Ebeveyn kontrollü 3 tekerli bisikletle kaldırımları aşındırmaya başladık, Atrium’a doğru giderken bahçe sulama fıskiyelerini gören chucky, “bıdı bıdı” diyerek eliyle oraya sürmemi emretti. Yanlarından geçerken birisi birkaç damla suyla bizi ıslatınca bundan ne oyun çıkarırım dedi ve ben onu çekerken o ileri yüklendi. Sen misin inatlaşan ? Aynen soktum fıskiyenin altına. Bir kahkaha bir kikirdeme… Çektim geri. “ın ın eh eh” ilerriiii.. Tekrar soktum altında, ıslandı… Yine kahkahanın bini bir para. Yeter dedim, yola devam.

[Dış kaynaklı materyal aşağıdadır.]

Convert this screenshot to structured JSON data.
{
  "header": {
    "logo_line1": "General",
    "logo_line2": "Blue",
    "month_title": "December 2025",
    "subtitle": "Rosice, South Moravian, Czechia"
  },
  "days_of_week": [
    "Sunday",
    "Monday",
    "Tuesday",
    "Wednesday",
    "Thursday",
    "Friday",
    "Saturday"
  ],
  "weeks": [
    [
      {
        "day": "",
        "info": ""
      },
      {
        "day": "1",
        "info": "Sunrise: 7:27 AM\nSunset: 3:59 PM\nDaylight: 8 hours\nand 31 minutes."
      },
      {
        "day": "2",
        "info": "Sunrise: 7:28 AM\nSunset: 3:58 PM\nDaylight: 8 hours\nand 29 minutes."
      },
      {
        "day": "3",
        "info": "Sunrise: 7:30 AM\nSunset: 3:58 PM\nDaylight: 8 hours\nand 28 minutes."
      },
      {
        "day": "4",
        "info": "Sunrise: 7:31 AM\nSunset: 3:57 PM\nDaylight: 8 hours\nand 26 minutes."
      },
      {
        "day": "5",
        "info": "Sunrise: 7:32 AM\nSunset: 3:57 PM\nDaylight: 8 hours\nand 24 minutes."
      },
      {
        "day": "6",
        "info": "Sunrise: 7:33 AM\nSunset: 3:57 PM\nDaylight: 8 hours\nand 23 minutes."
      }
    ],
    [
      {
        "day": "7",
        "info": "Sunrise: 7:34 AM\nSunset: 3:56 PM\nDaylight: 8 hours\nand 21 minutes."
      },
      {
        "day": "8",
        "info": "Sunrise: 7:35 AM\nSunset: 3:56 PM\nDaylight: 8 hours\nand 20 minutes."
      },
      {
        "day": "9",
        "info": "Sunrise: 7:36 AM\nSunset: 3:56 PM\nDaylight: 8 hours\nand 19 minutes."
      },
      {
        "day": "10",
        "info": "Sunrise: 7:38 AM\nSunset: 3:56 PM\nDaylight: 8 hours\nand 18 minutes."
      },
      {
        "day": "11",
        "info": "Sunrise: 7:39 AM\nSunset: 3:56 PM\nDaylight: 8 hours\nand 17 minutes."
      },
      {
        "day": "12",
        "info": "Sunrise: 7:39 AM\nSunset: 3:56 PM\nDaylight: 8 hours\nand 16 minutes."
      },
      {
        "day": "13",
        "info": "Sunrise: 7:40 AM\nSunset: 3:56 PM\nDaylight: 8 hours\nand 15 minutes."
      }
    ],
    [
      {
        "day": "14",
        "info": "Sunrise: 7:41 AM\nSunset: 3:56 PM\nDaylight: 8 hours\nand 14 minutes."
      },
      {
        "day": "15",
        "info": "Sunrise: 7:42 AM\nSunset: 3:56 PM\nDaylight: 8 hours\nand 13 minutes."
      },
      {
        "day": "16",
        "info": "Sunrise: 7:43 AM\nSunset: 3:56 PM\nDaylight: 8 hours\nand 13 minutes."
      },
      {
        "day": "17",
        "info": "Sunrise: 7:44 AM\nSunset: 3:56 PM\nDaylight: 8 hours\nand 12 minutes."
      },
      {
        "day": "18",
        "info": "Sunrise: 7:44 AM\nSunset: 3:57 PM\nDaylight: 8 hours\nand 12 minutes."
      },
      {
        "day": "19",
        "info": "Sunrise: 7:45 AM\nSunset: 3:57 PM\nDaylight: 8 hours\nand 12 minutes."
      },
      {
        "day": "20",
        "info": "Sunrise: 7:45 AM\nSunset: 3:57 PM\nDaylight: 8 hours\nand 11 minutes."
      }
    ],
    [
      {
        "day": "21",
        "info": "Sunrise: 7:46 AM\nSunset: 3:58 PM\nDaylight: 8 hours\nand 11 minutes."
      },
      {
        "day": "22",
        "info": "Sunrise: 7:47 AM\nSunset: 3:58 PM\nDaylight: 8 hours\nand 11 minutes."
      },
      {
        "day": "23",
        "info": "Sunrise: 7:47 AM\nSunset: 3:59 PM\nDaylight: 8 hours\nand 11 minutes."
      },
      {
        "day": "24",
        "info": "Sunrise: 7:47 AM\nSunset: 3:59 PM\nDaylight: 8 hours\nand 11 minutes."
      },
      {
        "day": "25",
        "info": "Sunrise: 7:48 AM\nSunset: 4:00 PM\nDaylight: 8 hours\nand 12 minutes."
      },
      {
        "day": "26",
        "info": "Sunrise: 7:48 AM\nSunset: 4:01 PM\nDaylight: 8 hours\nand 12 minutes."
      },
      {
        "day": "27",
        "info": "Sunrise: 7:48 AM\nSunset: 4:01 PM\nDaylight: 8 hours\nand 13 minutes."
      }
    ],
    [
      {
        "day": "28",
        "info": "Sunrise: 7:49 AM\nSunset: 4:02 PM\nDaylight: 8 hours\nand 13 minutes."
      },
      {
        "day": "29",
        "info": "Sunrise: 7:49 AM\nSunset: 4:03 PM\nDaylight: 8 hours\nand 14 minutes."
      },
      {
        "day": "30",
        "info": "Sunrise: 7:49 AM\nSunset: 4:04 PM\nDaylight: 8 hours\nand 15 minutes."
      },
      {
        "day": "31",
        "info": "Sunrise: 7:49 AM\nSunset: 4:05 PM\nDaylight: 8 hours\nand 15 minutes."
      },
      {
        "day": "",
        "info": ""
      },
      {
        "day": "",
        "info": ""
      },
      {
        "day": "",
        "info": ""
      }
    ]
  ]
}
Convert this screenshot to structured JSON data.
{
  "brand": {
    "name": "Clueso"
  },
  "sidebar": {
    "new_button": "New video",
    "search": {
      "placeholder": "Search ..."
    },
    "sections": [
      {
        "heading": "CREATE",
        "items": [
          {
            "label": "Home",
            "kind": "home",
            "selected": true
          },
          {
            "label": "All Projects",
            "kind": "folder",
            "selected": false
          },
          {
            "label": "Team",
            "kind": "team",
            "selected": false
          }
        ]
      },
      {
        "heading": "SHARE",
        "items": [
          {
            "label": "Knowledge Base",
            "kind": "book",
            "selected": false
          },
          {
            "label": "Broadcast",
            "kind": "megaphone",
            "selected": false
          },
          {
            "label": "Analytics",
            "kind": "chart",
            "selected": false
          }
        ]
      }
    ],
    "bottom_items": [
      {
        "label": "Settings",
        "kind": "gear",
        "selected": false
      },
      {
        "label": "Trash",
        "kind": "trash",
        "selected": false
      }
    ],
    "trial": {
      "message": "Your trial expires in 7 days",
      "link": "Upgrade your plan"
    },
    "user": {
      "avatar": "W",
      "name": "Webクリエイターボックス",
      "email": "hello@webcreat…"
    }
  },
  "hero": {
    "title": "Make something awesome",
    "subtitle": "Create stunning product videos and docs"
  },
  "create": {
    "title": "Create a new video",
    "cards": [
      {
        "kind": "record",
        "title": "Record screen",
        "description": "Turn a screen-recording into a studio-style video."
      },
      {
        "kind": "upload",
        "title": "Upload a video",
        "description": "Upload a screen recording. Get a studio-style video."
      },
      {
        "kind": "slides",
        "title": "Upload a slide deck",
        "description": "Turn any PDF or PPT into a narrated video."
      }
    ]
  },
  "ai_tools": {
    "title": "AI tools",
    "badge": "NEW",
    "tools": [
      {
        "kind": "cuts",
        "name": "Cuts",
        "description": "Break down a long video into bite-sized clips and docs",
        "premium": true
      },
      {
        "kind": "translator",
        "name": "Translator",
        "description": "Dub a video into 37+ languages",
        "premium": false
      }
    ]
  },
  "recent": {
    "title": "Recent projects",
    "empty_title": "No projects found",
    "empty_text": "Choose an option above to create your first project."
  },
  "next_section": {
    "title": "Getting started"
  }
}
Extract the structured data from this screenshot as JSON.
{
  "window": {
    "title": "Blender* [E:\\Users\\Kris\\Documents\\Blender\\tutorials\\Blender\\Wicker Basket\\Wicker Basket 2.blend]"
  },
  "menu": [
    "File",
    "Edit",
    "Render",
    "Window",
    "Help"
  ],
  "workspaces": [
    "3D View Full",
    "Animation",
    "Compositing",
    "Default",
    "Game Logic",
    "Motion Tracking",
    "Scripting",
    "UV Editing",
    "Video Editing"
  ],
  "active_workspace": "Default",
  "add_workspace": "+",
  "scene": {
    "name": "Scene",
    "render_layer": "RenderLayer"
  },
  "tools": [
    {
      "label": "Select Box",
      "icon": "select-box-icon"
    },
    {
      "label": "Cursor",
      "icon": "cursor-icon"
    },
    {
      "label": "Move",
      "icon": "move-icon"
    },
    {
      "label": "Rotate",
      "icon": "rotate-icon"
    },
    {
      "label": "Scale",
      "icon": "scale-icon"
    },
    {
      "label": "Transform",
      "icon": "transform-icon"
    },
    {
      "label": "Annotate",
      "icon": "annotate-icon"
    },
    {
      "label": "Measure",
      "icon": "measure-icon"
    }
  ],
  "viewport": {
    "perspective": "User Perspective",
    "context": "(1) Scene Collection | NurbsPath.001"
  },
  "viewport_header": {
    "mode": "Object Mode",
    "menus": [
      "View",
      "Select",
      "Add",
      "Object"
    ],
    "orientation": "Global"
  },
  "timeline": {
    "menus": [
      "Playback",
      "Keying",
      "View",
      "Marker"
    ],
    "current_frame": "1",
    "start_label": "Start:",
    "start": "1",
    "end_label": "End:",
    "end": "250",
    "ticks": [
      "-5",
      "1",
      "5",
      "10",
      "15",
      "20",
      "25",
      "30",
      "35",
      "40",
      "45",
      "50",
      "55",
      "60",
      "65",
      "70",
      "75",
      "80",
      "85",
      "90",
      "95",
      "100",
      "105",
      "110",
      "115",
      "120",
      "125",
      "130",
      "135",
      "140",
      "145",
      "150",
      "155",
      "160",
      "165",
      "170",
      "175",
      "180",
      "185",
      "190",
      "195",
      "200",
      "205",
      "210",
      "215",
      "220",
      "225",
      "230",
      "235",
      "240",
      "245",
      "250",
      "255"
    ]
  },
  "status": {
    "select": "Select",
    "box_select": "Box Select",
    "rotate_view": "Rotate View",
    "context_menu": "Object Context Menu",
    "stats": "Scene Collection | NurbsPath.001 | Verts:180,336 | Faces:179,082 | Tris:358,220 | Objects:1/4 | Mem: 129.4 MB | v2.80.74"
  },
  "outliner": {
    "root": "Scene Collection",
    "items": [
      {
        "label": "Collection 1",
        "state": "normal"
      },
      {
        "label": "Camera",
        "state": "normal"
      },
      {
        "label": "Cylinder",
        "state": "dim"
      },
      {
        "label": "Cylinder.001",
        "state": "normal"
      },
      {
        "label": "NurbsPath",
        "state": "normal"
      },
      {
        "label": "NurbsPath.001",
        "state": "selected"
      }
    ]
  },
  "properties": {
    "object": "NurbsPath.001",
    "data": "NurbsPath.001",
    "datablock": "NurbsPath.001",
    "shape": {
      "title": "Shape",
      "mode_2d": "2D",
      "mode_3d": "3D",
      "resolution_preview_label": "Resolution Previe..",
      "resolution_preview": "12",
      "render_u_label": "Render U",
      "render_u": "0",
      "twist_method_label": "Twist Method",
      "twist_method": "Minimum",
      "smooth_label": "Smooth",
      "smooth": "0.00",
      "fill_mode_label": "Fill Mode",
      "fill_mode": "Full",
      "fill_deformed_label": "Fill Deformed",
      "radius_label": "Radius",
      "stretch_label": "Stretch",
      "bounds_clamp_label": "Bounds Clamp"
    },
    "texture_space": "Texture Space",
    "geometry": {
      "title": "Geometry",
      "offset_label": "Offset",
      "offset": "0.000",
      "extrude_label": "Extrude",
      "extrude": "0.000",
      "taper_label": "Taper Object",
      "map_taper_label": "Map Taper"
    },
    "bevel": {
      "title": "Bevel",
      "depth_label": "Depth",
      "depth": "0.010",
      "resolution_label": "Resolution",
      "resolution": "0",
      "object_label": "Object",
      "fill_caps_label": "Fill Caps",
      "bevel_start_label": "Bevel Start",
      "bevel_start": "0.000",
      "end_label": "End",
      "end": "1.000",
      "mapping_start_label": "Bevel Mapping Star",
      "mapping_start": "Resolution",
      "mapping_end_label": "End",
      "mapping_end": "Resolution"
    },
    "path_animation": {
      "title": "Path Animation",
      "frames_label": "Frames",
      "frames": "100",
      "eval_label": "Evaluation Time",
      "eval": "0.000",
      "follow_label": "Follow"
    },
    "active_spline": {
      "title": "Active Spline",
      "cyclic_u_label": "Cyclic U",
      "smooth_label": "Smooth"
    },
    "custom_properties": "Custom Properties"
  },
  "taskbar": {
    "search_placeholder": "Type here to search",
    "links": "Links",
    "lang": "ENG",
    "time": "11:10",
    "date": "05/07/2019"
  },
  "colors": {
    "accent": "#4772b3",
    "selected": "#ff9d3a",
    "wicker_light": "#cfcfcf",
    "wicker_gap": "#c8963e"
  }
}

Atrium önünden 7-8’e doğru döndük, okula doğru ilerledik. Her gördüğü bahçe kapısının önünde bisikletten indi, kapı açıp kapadı. Kapatıp kendini bahçeye atıyor, bana el sallıyor, açıp bana bakıp “ceeeee” diyor. Durmuyor, bahçe çitlerin tırmanıyor. “Oğlum ona nasıl tırmanacaksın çok yüksek” diyorum, “ıh ıh” deyip ayağını kaldırıp yukarılarda bir köşeye takıyor.

“Bak ben gidiyorum sen kalırsın tek başına” tehditlerinden sonra okulun yanından geçerken beton duvar boşluklarını kapı zannedip iki eliyle kayar kapı modeli açmaya çalışmasını mı anlatayım, potalara bakıp “basket attııınn” demesini. Potada çemberi göremeyince (sökmüşler) “uff uff” demesini mi…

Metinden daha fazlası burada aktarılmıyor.